The $5.8 million garden was opened yesterday after 11/2 years of construction. Housed in a 1ha space historically known as the economic garden, the new attraction features more than 300 species of plants native to South-east Asia which are traditionally used for medicinal, cultural or craft purposes.
These include the Ketapang, or sea almond tree, with its distinctive almond-flavoured fruit, and the akar fatimah plant, whose leaves are used as extracts in tea to induce childbirth and promote recovery from childbirth.
"Visitors can choose to experience the garden on a sensory level by enjoying the ambience and the plants," said Ms Ng Yuin-Mae, the Botanic Gardens' director of development.
"There are also educational boards scattered throughout for those who want to learn more about the general themes of the garden. There are signs naming the trees and plants found here too, which visitors can find out more about on our online flora and fauna database," she added.

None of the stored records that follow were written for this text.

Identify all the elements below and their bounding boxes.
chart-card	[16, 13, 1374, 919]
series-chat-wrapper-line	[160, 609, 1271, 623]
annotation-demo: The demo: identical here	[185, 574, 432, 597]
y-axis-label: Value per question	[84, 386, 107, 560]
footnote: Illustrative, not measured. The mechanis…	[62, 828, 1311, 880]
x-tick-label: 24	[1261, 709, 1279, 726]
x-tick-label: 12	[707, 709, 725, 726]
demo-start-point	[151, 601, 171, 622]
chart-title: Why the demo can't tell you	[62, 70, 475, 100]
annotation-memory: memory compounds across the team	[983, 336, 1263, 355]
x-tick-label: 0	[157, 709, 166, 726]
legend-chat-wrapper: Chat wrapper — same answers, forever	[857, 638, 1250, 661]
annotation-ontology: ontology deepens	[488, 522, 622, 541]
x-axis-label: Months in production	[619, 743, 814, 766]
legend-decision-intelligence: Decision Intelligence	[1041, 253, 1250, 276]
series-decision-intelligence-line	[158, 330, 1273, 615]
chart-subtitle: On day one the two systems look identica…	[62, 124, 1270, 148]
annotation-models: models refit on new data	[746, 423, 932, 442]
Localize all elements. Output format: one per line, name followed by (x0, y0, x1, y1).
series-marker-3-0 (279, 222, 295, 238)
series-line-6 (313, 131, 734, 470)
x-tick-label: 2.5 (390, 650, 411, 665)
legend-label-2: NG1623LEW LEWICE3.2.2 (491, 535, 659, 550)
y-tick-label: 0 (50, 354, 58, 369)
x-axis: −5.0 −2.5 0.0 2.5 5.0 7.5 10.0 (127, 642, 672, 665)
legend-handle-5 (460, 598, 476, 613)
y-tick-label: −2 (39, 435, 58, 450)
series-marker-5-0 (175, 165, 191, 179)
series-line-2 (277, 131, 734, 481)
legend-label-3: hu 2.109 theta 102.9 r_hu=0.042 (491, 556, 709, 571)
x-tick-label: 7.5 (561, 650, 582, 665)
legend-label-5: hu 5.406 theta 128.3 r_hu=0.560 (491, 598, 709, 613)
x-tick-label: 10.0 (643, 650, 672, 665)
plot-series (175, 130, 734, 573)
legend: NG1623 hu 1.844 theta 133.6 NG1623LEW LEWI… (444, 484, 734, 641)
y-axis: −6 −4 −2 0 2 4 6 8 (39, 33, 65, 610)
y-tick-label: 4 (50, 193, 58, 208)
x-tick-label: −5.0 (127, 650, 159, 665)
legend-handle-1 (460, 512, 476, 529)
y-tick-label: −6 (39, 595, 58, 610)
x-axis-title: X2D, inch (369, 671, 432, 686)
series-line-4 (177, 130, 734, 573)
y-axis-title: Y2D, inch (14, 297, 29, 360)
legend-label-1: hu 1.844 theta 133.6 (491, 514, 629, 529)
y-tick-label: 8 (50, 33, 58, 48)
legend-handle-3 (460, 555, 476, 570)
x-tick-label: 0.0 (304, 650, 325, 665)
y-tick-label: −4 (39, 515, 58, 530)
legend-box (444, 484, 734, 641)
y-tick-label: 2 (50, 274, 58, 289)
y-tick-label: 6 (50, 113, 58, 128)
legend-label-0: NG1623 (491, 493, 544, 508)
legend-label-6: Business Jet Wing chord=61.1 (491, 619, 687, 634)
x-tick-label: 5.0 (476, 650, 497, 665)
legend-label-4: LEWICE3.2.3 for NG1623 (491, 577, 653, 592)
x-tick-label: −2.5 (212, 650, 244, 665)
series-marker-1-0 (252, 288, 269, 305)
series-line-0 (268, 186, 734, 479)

The garden is divided into four zones exploring how plants have been used by people in the region - in daily living, such as through tools or foraging, symbolic and cultural practices, medicinal purposes, and in craftwork and art.
It also houses a new ethnobotany centre where visitors can explore the history of plants that have shaped the region's economic development, like rubber, nutmeg and cotton.
More than 120 artefacts from around South-east Asia, which are made from plants, are also on display at the centre. These include textiles and clothing made from plant fibres, or musical instruments and hunting tools made from wood.
Minister for Social and Family Development Desmond Lee, who opened the garden, said it is part of a wider plan to enhance the Botanic Gardens as a Unesco world heritage site. "Moving forward, the Singapore Botanic Gardens will continue expanding its role as a world-class institution for tropical plant research and conservation," said Mr Lee, who is also Second Minister for National Development.
The opening of the ethnobotany garden marks the start of the Botanic Gardens' annual heritage festival, now in its third year. The festival includes activities over the next two weekends, such as free movie screenings, plant sales and educational tours.